In fact, Genesis 18 shows us in slow motion the process by which her faith was simplified. There’s a fast bit where she and Abraham hastily prepare a meal for three unexpected visitors. But then the story proceeds frame by frame. Eavesdropping from behind her tent door, she’s surprised when one of the visitors mentions her name. How did he know her? He even pronounced it Sarah, not Sarai, a change others had taken time getting used to.

But wait. What’s the Visitor on about now? That in a year’s time she would have a son? “How bizarre,” she laughed to herself. “It’s been ages since anyone has tried to comfort me with a ‘maybe next year’ wink!”

Then came the biggest surprise. “Why did Sarah laugh?” the Visitor asked. He couldn’t have seen her – His back was to the very tent she was hiding in. Who is this One who promised? Could He who hears the silent laughter of one’s heart also hear its cries? Frame for frame, the story of what happens to the woman in the tent reverses what happened to a woman in the garden, as faith’s logic leads her to say, “It was God who said it. I believe it. And that settles it.”

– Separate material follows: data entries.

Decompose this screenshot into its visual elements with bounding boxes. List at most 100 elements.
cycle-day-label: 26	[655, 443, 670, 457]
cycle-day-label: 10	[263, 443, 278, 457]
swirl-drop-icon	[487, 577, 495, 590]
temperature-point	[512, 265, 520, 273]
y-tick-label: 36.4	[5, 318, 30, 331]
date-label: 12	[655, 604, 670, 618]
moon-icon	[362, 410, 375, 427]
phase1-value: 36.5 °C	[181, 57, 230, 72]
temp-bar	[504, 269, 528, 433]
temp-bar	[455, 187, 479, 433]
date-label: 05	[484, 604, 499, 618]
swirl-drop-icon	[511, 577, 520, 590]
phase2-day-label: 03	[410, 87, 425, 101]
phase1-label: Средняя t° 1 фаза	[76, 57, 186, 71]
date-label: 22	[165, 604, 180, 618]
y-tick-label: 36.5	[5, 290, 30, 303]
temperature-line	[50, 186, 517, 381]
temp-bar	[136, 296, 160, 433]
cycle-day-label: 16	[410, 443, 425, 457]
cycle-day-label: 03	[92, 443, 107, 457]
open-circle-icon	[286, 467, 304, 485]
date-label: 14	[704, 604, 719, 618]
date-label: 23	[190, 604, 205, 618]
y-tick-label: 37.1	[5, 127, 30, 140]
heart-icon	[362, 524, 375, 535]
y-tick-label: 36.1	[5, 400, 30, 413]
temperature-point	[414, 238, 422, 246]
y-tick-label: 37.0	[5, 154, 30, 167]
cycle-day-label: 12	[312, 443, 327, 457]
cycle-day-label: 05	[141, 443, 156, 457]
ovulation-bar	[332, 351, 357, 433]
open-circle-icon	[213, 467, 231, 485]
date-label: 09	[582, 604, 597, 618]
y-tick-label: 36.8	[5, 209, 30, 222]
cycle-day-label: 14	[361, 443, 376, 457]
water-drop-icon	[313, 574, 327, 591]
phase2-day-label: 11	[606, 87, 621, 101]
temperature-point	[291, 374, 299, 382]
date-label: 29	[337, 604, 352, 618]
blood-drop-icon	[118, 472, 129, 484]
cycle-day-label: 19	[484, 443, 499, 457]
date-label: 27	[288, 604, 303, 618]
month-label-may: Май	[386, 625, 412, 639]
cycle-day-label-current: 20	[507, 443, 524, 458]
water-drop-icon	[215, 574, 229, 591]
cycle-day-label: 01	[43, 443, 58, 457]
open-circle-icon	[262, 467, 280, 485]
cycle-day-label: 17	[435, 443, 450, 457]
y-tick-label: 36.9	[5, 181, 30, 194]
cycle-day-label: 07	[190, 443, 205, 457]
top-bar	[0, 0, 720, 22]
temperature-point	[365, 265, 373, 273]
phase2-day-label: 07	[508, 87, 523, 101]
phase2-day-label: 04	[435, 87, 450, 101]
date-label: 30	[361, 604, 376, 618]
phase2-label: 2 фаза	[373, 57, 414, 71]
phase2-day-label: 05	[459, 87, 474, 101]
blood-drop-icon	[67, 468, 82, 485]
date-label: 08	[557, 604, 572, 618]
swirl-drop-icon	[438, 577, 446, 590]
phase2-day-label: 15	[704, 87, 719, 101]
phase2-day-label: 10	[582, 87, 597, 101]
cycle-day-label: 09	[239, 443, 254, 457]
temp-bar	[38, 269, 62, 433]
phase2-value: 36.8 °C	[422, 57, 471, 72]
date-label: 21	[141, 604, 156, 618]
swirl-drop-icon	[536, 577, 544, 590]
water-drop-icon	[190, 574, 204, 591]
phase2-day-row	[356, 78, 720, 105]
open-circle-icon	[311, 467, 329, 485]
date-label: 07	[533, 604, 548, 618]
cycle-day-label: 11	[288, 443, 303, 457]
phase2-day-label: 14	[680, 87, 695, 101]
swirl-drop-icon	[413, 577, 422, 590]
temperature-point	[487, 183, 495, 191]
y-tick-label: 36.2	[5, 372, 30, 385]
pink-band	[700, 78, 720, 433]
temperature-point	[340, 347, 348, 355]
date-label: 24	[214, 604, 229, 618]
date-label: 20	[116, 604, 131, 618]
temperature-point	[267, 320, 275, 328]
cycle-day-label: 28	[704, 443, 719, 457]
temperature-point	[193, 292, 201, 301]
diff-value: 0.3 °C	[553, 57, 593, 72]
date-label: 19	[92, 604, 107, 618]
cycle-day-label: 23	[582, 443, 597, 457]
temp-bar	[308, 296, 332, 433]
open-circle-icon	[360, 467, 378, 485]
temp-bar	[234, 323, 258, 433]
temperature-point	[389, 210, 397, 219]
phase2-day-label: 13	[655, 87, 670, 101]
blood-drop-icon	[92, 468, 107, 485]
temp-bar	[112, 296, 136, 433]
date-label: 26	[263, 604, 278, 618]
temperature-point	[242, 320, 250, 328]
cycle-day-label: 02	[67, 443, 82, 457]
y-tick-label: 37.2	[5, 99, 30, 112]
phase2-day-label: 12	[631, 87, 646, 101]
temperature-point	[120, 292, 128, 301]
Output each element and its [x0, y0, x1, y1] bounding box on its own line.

Thus the woman, weary from lifelong barrenness, and the old man as good as dead (as far as producing children with Sarah went) came together to try for a child again. And this time it worked. The miracle took place through the normal. From this, a third aspect of the ordinary nature of her faith surfaced in that it expressed itself in the everyday acts of normal life.

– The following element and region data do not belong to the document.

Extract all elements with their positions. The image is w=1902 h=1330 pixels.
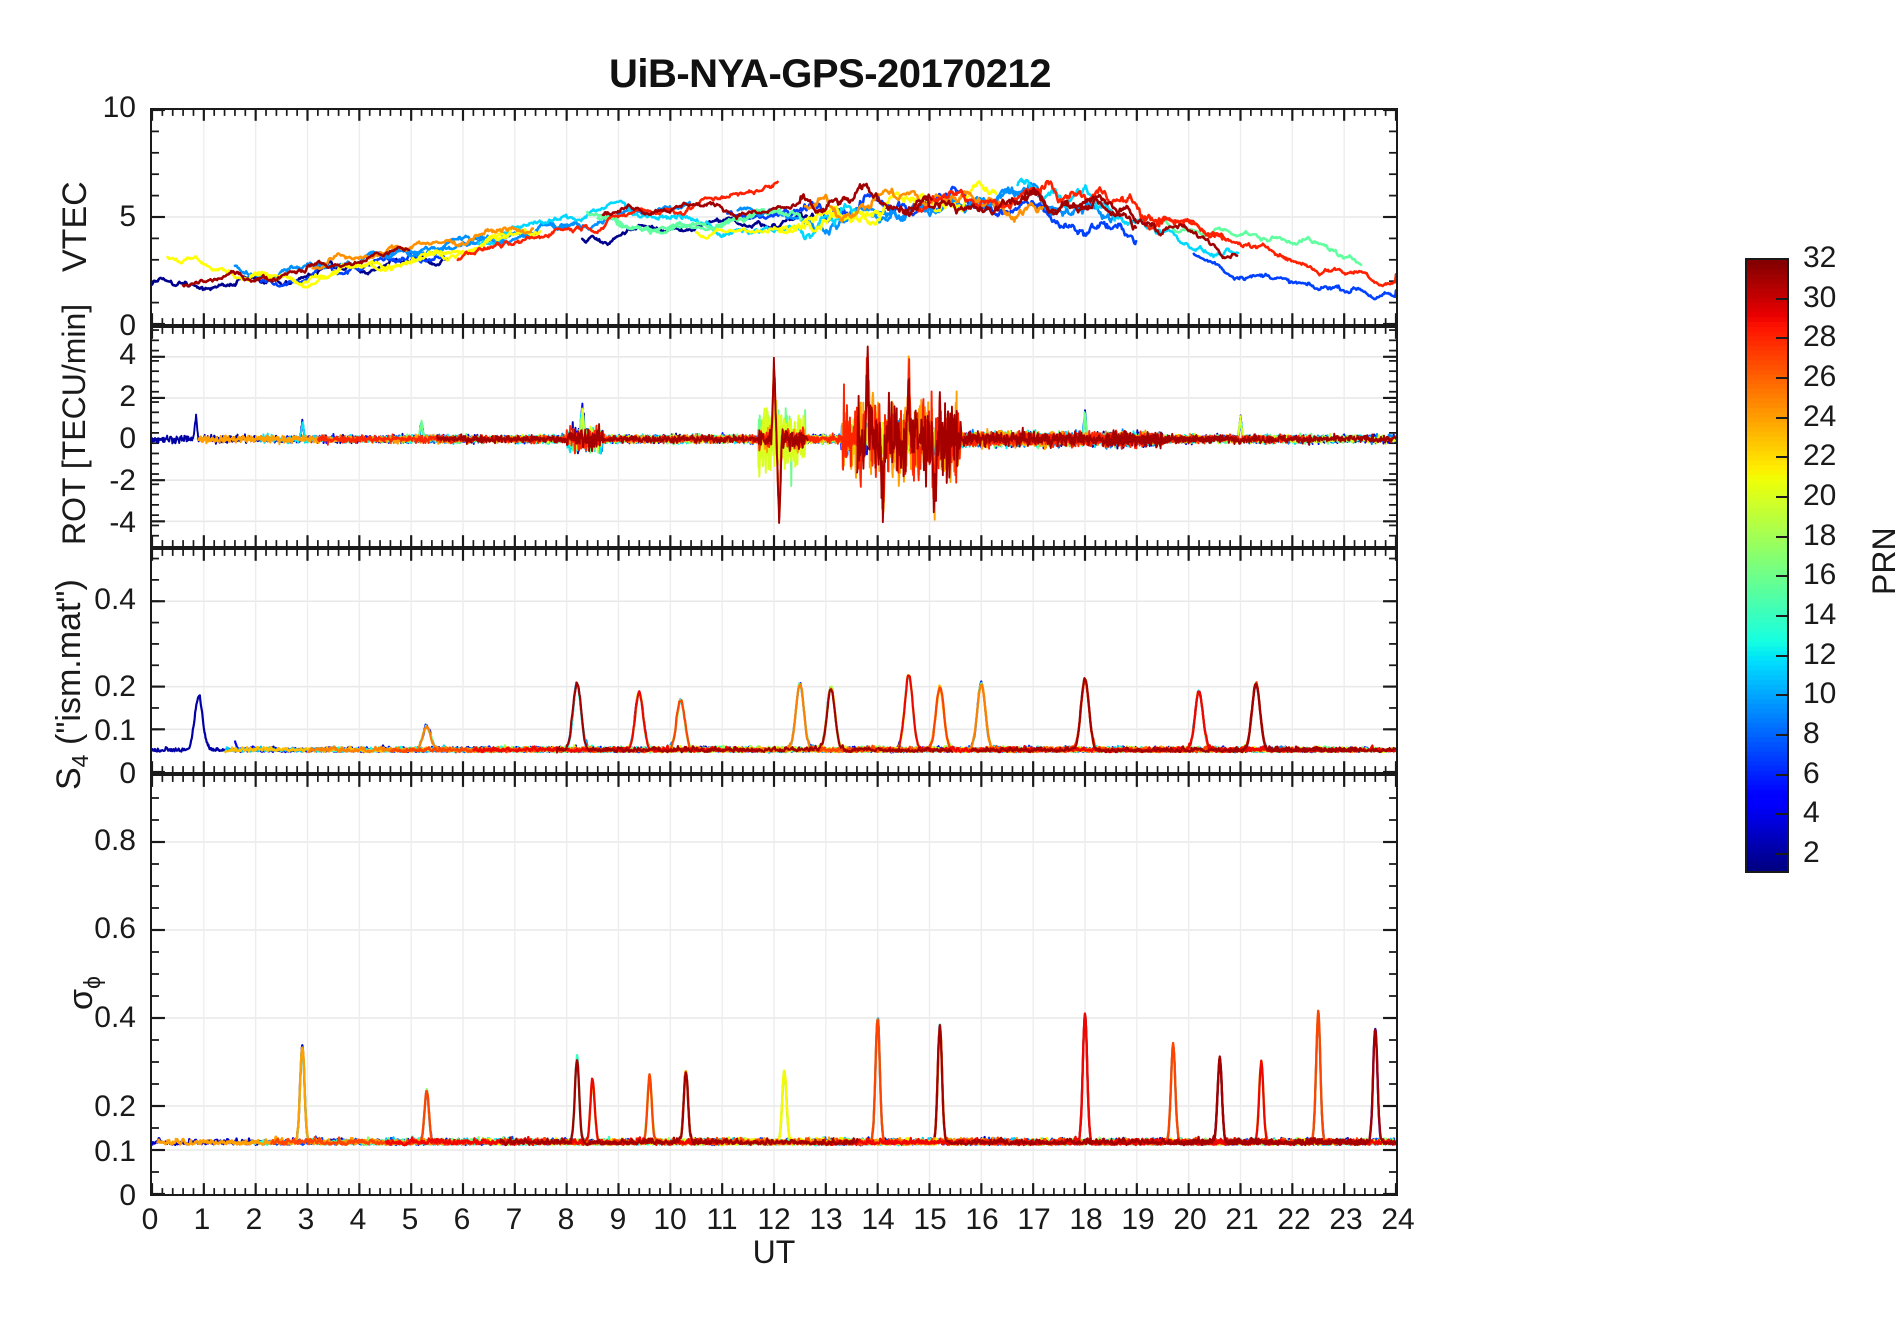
- colorbar-tick-label: 30: [1803, 280, 1837, 314]
- y-tick-label: 0.6: [94, 912, 136, 946]
- colorbar-tick-mark: [1776, 853, 1789, 856]
- colorbar-tick-mark: [1776, 496, 1789, 499]
- colorbar-axis-label: PRN: [1866, 527, 1902, 595]
- x-tick-label: 5: [401, 1203, 419, 1236]
- colorbar-tick-label: 32: [1803, 241, 1837, 274]
- x-tick-label: 22: [1277, 1203, 1311, 1236]
- y-tick-label: 0.2: [94, 1090, 136, 1124]
- x-tick-label: 2: [245, 1203, 263, 1236]
- colorbar-tick-label: 16: [1803, 558, 1837, 592]
- colorbar-tick-label: 18: [1803, 518, 1837, 552]
- x-tick-label: 9: [609, 1203, 627, 1236]
- x-tick-label: 21: [1225, 1203, 1259, 1236]
- sigma-label-subscript: ϕ: [79, 976, 106, 990]
- panel-rot: [150, 326, 1398, 548]
- x-tick-label: 8: [557, 1203, 575, 1236]
- y-tick-label: 4: [119, 338, 136, 372]
- colorbar-tick-mark: [1776, 654, 1789, 657]
- colorbar-tick-label: 14: [1803, 598, 1837, 632]
- colorbar-tick-mark: [1776, 258, 1789, 260]
- colorbar-tick-label: 6: [1803, 756, 1820, 790]
- figure-title: UiB-NYA-GPS-20170212: [608, 52, 1052, 96]
- x-tick-label: 7: [505, 1203, 523, 1236]
- colorbar-tick-label: 8: [1803, 717, 1820, 751]
- colorbar-tick-mark: [1776, 734, 1789, 737]
- y-tick-label: 5: [119, 200, 136, 233]
- y-tick-label: 0: [119, 1179, 136, 1212]
- x-tick-label: 4: [349, 1203, 367, 1236]
- y-tick-label: 2: [119, 380, 136, 414]
- colorbar-tick-mark: [1776, 615, 1789, 618]
- x-tick-label: 24: [1381, 1203, 1415, 1236]
- x-axis-label: UT: [752, 1234, 796, 1270]
- x-tick-label: 1: [193, 1203, 211, 1236]
- sigma-phi-plot-area: [152, 776, 1396, 1194]
- colorbar-tick-mark: [1776, 377, 1789, 380]
- x-tick-label: 17: [1017, 1203, 1051, 1236]
- colorbar-tick-mark: [1776, 773, 1789, 776]
- x-tick-label: 6: [453, 1203, 471, 1236]
- s4-plot-area: [152, 550, 1396, 772]
- colorbar-tick-mark: [1776, 535, 1789, 538]
- y-tick-label: -2: [109, 463, 136, 497]
- panel-sigma-phi: [150, 774, 1398, 1196]
- y-tick-label: 0.4: [94, 583, 136, 617]
- x-tick-label: 20: [1173, 1203, 1207, 1236]
- x-tick-label: 11: [706, 1203, 738, 1236]
- colorbar-tick-mark: [1776, 575, 1789, 578]
- y-tick-label: 0.2: [94, 670, 136, 704]
- colorbar-tick-label: 20: [1803, 479, 1837, 513]
- colorbar-tick-mark: [1776, 813, 1789, 816]
- x-tick-label: 13: [809, 1203, 843, 1236]
- colorbar-tick-mark: [1776, 297, 1789, 300]
- y-tick-label: 0.1: [94, 1134, 136, 1168]
- x-tick-label: 16: [965, 1203, 999, 1236]
- rot-plot-area: [152, 328, 1396, 546]
- y-tick-label: 0.8: [94, 823, 136, 857]
- colorbar-tick-label: 4: [1803, 796, 1820, 830]
- y-tick-label: 0: [119, 757, 136, 790]
- colorbar-tick-label: 26: [1803, 360, 1837, 394]
- colorbar-tick-mark: [1776, 416, 1789, 419]
- colorbar-tick-label: 22: [1803, 439, 1837, 473]
- x-tick-label: 10: [653, 1203, 687, 1236]
- panel-vtec: [150, 108, 1398, 326]
- x-tick-label: 18: [1069, 1203, 1103, 1236]
- x-tick-label: 14: [861, 1203, 895, 1236]
- vtec-plot-area: [152, 110, 1396, 324]
- colorbar-gradient: [1747, 260, 1787, 871]
- x-tick-label: 23: [1329, 1203, 1363, 1236]
- colorbar-tick-label: 12: [1803, 637, 1837, 671]
- y-tick-label: 10: [102, 91, 136, 124]
- panel-s4: [150, 548, 1398, 774]
- x-tick-label: 0: [141, 1203, 159, 1236]
- x-tick-label: 15: [913, 1203, 947, 1236]
- colorbar-tick-mark: [1776, 337, 1789, 340]
- colorbar-tick-mark: [1776, 456, 1789, 459]
- colorbar-tick-label: 28: [1803, 320, 1837, 354]
- y-tick-label: 0: [119, 422, 136, 456]
- x-tick-label: 19: [1121, 1203, 1155, 1236]
- colorbar-tick-mark: [1776, 694, 1789, 697]
- y-tick-label: 0.1: [94, 713, 136, 747]
- y-tick-label: 0: [119, 309, 136, 342]
- y-tick-label: -4: [109, 505, 136, 539]
- colorbar: [1745, 258, 1789, 873]
- colorbar-tick-label: 2: [1803, 836, 1820, 870]
- y-tick-label: 0.4: [94, 1001, 136, 1035]
- colorbar-tick-label: 10: [1803, 677, 1837, 711]
- colorbar-tick-label: 24: [1803, 399, 1837, 433]
- x-tick-label: 12: [757, 1203, 791, 1236]
- x-tick-label: 3: [297, 1203, 315, 1236]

It’s the same for us. God has called some of us to have children, defying our fears of the worsening world in which we raise them. We pray. We read Scripture. We take them with us when we gather with the local church. He calls all of us to care for the world around us. And so we purchase a dozen copies of the Gospel of John to give away, lend our neighbours a hand, bow to give thanks for a meal at a restaurant, work diligently at our jobs, and teach the kids at the Bible club a memory verse, all the while expressing our faith. We desire that God will use such simple means to perform his life-giving wonders, just like He did with Sarah.

“Sarah Isaac’ed”

Finally, Sarah’s faith led to joy, the ordinary end of all true faith in God. She and Abraham had both laughed (“Isaac’ed”) the first time God told them she would bear a son. It was a laugh of unbelief. She laughed again when God faithfully kept His promise, but this time it was faith’s laugh of joy. And the joy would spread. “Everyone who hears it will Isaac for me,”[3]  Sarah foresaw by faith (Gen 21:6). “Therefore from one man, and him as good as dead, were born descendants as many as the stars of heaven and as many as the innumerable grains of sand by the seashore” (Heb 11:12). Faith so ordinary, placed in a God so faithful, brought blessings so extraordinarily universal. Indeed, Sarah points forward to another heroine of faith who would miraculously conceive; Isaac points forward to that woman’s Son. He, too, would bring great joy to the world.

“Trust and obey,  for there’s no other way to be happy in Jesus than to trust and obey.”

 

[1] All quotations in this article are from the ESV unless otherwise noted.

[2] In defence of seeing Sarah’s faith as the subject of this verse, and not Abraham’s (there are textual complications), see the NICNT commentary by Gareth Lee Cockerill and Dennis Johnson in the ESV Expository Commentary series.

[3] Gordon Wenham, Word Biblical Commentary, Vol. 2, Genesis 16-50 (Dallas: Word Books, 1994), 80.